Jane Hammond
Galerie Lelong
We are the willing and unwilling recipients of so many altered images over the course of a day that assessing their truth content no longer seems important. As a result, the eeriness of photographic manipulation is largely lost to us. Jane Hammond brings it back, in photo-montages in which the rupture inherent to collage is held in tension with the smoothness of fact. On a neon-lit street, a car with two dead deer atop it—laid nose to nose, in the manner of a crest—stops next to two ecclesiastical figures standing with their backs to the camera, almost out of the frame, in magnificently embroidered robes (La Bendición [Blessing], 2007). A flock of sheep on a snowy mountainside surrounds a creature part human, part goat, that has risen on its hind legs and filled an archery target with arrows (Cabrito [Young Goat], 2007).
The best works in this exhibition are, like these two, beautifully allusive without being easy to pin down. They suggest familiar narratives, allegories, fairy tales, but at the last moment swerve away from being knowable—a function, it would seem, of their combining of things that are not entirely consonant but reasonably so (church figures, deer laid in a sacrificial position, the uncanny netherworld of neon lights). While the images fall all along the spectrum of plausibility, the most compelling tend to be those that are both most surreal and most natural—that is, those that propose the most absurd things in the most believable way. There are also a few compositions that feel so entirely real—one, for example, with a boy holding a chicken in front of a run-down house, has the feel of a Farm Security Administration photograph—that it is difficult to find the works’ seams, although the knowledge that they are there somewhere renders the images more mysterious than they would normally be.

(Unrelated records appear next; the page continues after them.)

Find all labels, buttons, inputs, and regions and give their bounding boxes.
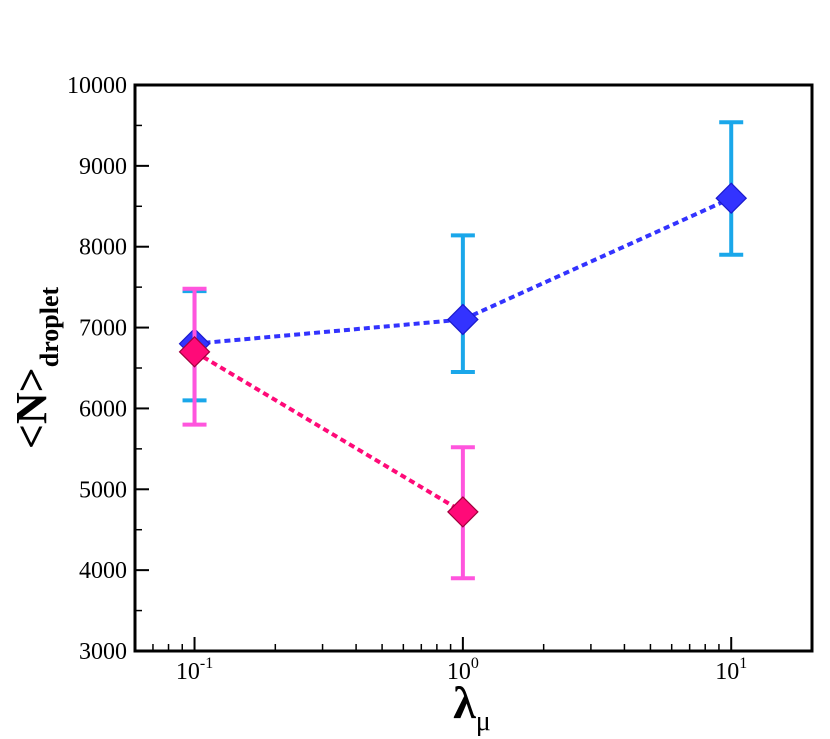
x-tick-base: 10 xyxy=(176,659,200,685)
x-tick-label: 101 xyxy=(715,655,747,685)
series-line xyxy=(194,196,733,346)
y-axis-label: <N>droplet xyxy=(7,286,64,449)
series-1 xyxy=(178,120,748,403)
y-axis-label-sub: droplet xyxy=(35,286,64,367)
x-axis-label-main: λ xyxy=(453,677,476,728)
x-axis-label-sub: μ xyxy=(476,706,491,737)
major-ticks xyxy=(135,84,733,652)
x-tick-label: 10-1 xyxy=(176,655,213,685)
x-tick-label: 100 xyxy=(447,655,479,685)
data-point xyxy=(715,182,748,215)
series-layer xyxy=(178,120,748,581)
y-tick-label: 6000 xyxy=(79,396,127,422)
data-point xyxy=(447,303,479,336)
x-tick-base: 10 xyxy=(447,659,471,685)
x-tick-exponent: -1 xyxy=(200,655,213,672)
x-tick-exponent: 0 xyxy=(471,655,479,672)
y-tick-label: 3000 xyxy=(79,639,127,665)
x-axis-label: λμ xyxy=(453,677,491,737)
y-axis-label-main: <N> xyxy=(7,367,56,449)
x-tick-base: 10 xyxy=(715,659,739,685)
y-tick-label: 7000 xyxy=(79,316,127,342)
plot-frame xyxy=(133,83,814,653)
y-tick-labels: 3000 4000 5000 6000 7000 8000 9000 10000 xyxy=(67,73,127,665)
y-tick-label: 5000 xyxy=(79,477,127,503)
y-tick-label: 9000 xyxy=(79,154,127,180)
data-point xyxy=(447,496,479,528)
data-point xyxy=(178,335,211,368)
x-tick-exponent: 1 xyxy=(739,655,747,672)
x-tick-labels: 10-1 100 101 xyxy=(176,655,747,685)
minor-ticks xyxy=(135,124,720,651)
series-2 xyxy=(178,286,479,581)
y-tick-label: 8000 xyxy=(79,235,127,261)
y-tick-label: 4000 xyxy=(79,558,127,584)
series-line xyxy=(193,350,464,514)
y-tick-label: 10000 xyxy=(67,73,127,99)
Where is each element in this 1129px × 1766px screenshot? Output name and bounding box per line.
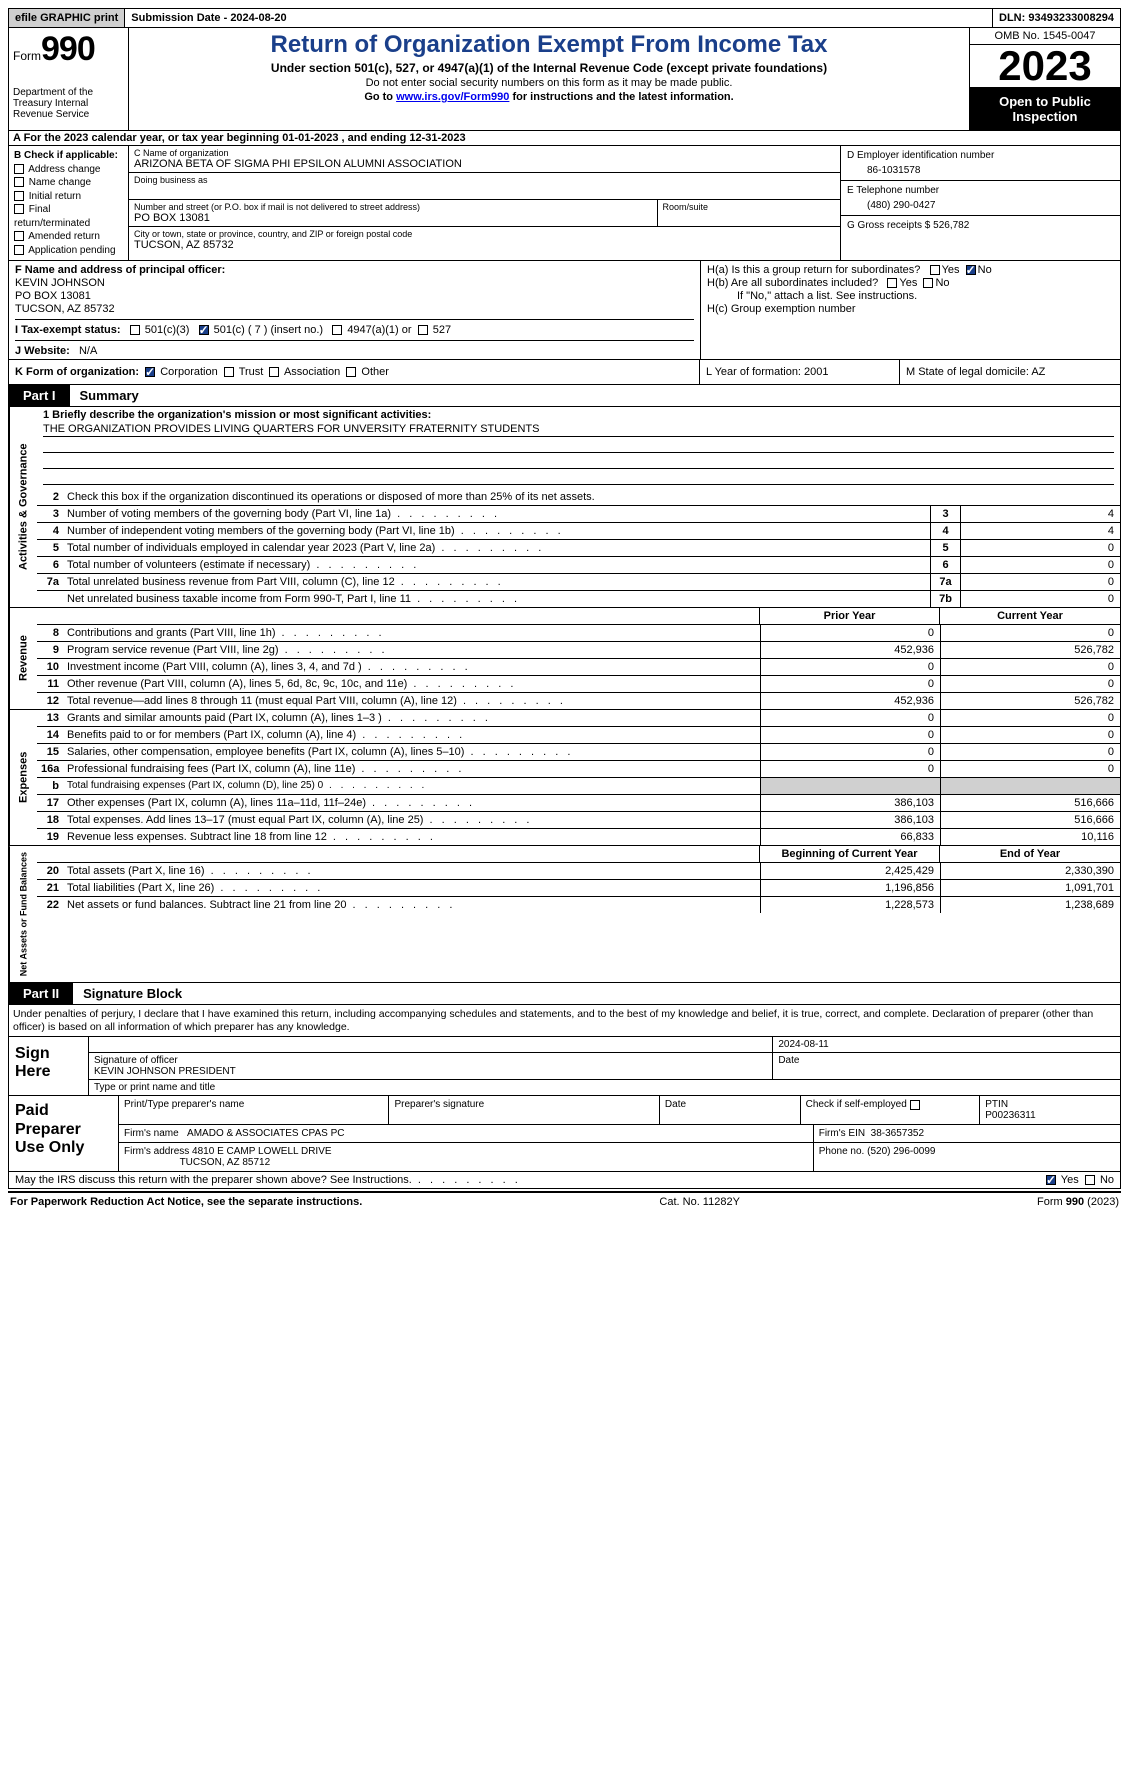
- page-footer: For Paperwork Reduction Act Notice, see …: [8, 1191, 1121, 1211]
- ptin: P00236311: [985, 1110, 1035, 1121]
- irs-discuss-row: May the IRS discuss this return with the…: [8, 1172, 1121, 1189]
- 501c3-checkbox[interactable]: [130, 325, 140, 335]
- klm-row: K Form of organization: Corporation Trus…: [8, 360, 1121, 385]
- state-domicile: M State of legal domicile: AZ: [900, 360, 1120, 384]
- mission-text: THE ORGANIZATION PROVIDES LIVING QUARTER…: [43, 423, 1114, 437]
- website-value: N/A: [79, 345, 97, 357]
- boxb-checkbox[interactable]: [14, 191, 24, 201]
- other-checkbox[interactable]: [346, 367, 356, 377]
- efile-print-button[interactable]: efile GRAPHIC print: [9, 9, 125, 27]
- box-de: D Employer identification number86-10315…: [840, 146, 1120, 260]
- fh-block: F Name and address of principal officer:…: [8, 261, 1121, 360]
- period-row: A For the 2023 calendar year, or tax yea…: [8, 131, 1121, 146]
- discuss-no-checkbox[interactable]: [1085, 1175, 1095, 1185]
- irs-link[interactable]: www.irs.gov/Form990: [396, 91, 509, 103]
- 501c-checkbox[interactable]: [199, 325, 209, 335]
- hb-no-checkbox[interactable]: [923, 278, 933, 288]
- subtitle-2: Do not enter social security numbers on …: [137, 77, 961, 89]
- boxb-checkbox[interactable]: [14, 245, 24, 255]
- part1-header: Part ISummary: [8, 385, 1121, 407]
- discuss-yes-checkbox[interactable]: [1046, 1175, 1056, 1185]
- ha-no-checkbox[interactable]: [966, 265, 976, 275]
- top-bar: efile GRAPHIC print Submission Date - 20…: [8, 8, 1121, 28]
- trust-checkbox[interactable]: [224, 367, 234, 377]
- ein: 86-1031578: [847, 165, 1114, 176]
- box-c: C Name of organization ARIZONA BETA OF S…: [129, 146, 840, 260]
- phone: (480) 290-0427: [847, 200, 1114, 211]
- street: PO BOX 13081: [134, 212, 652, 224]
- firm-ein: 38-3657352: [871, 1128, 924, 1139]
- 4947-checkbox[interactable]: [332, 325, 342, 335]
- form-number: Form990: [13, 30, 124, 69]
- sign-here-block: Sign Here 2024-08-11 Signature of office…: [8, 1037, 1121, 1096]
- corp-checkbox[interactable]: [145, 367, 155, 377]
- part2-header: Part IISignature Block: [8, 983, 1121, 1005]
- open-inspection: Open to Public Inspection: [970, 88, 1120, 130]
- dept-label: Department of the Treasury Internal Reve…: [13, 87, 124, 120]
- boxb-checkbox[interactable]: [14, 204, 24, 214]
- expenses-section: Expenses 13Grants and similar amounts pa…: [8, 710, 1121, 846]
- hb-yes-checkbox[interactable]: [887, 278, 897, 288]
- identity-block: B Check if applicable: Address change Na…: [8, 146, 1121, 261]
- subtitle-3: Go to www.irs.gov/Form990 for instructio…: [137, 91, 961, 103]
- self-employed-checkbox[interactable]: [910, 1100, 920, 1110]
- revenue-section: Revenue Prior YearCurrent Year 8Contribu…: [8, 608, 1121, 710]
- boxb-checkbox[interactable]: [14, 231, 24, 241]
- ha-yes-checkbox[interactable]: [930, 265, 940, 275]
- sign-date: 2024-08-11: [773, 1037, 1120, 1052]
- governance-section: Activities & Governance 1 Briefly descri…: [8, 407, 1121, 608]
- tax-year: 2023: [970, 45, 1120, 88]
- perjury-statement: Under penalties of perjury, I declare th…: [8, 1005, 1121, 1037]
- firm-phone: (520) 296-0099: [867, 1146, 935, 1157]
- form-title: Return of Organization Exempt From Incom…: [137, 31, 961, 59]
- paid-preparer-block: Paid Preparer Use Only Print/Type prepar…: [8, 1096, 1121, 1172]
- org-name: ARIZONA BETA OF SIGMA PHI EPSILON ALUMNI…: [134, 158, 835, 170]
- form-header: Form990 Department of the Treasury Inter…: [8, 28, 1121, 131]
- dln-label: DLN: 93493233008294: [993, 9, 1120, 27]
- subtitle-1: Under section 501(c), 527, or 4947(a)(1)…: [137, 61, 961, 75]
- 527-checkbox[interactable]: [418, 325, 428, 335]
- submission-date: Submission Date - 2024-08-20: [125, 9, 993, 27]
- officer-name: KEVIN JOHNSON: [15, 277, 694, 289]
- box-b: B Check if applicable: Address change Na…: [9, 146, 129, 260]
- signer-name: KEVIN JOHNSON PRESIDENT: [94, 1066, 236, 1077]
- boxb-checkbox[interactable]: [14, 164, 24, 174]
- firm-address: 4810 E CAMP LOWELL DRIVE: [192, 1146, 332, 1157]
- city: TUCSON, AZ 85732: [134, 239, 835, 251]
- netassets-section: Net Assets or Fund Balances Beginning of…: [8, 846, 1121, 983]
- gross-receipts: G Gross receipts $ 526,782: [841, 216, 1120, 260]
- assoc-checkbox[interactable]: [269, 367, 279, 377]
- firm-name: AMADO & ASSOCIATES CPAS PC: [187, 1128, 344, 1139]
- boxb-checkbox[interactable]: [14, 177, 24, 187]
- year-formation: L Year of formation: 2001: [700, 360, 900, 384]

Between these two poles is a middle ground in which a much more obvious kind of compiling occurs, with scale and shadows variously attended to, and images of a much more glaring incompatibility sharing space. Sometimes this produces an atmosphere of benign kitsch (as it does in a composition featuring assembled bits of statuary), and sometimes with oddly persuasive results (as in one work featuring the artist marrying Elvis Presley in a catacomb, the last word, perhaps, on the ambivalence of wish fulfillment). Although these are less compelling on the whole than the more seamless works, they feel closer to the heart of Hammond’s project: the assembling of meaning out of disparate parts. (In recent years she has worked such a vein in her paintings, culling source material from her archive of 276 found images—often shuffling and reorganizing the same images among various canvases, mining them for meaning, investigating where such meaning in visual work comes from, and how pliant, or not, an image can be made to be.) It is here—in those compositions in which the juxtapositions are patently assembled—that Hammond more clearly recalls her predecessors in photomontage, from John Heartfield to Martha Rosler, which is perhaps more of a formal inevitability than a thematic likeness: Her pictures have an aura of propaganda, though they are seemingly without a target.
Hammond begins with Google and Photoshop and ends with a silver gelatin print made from a digitally produced negative, a process that encompasses both the daily pileup of information (itself often the result of intuitive leaps sideways rather than steady forward movement) and an old-fashioned-seeming object. These works suggest that even if meaning in the contemporary world is accidental and cumulative, it still can be made to feel tangible and necessary.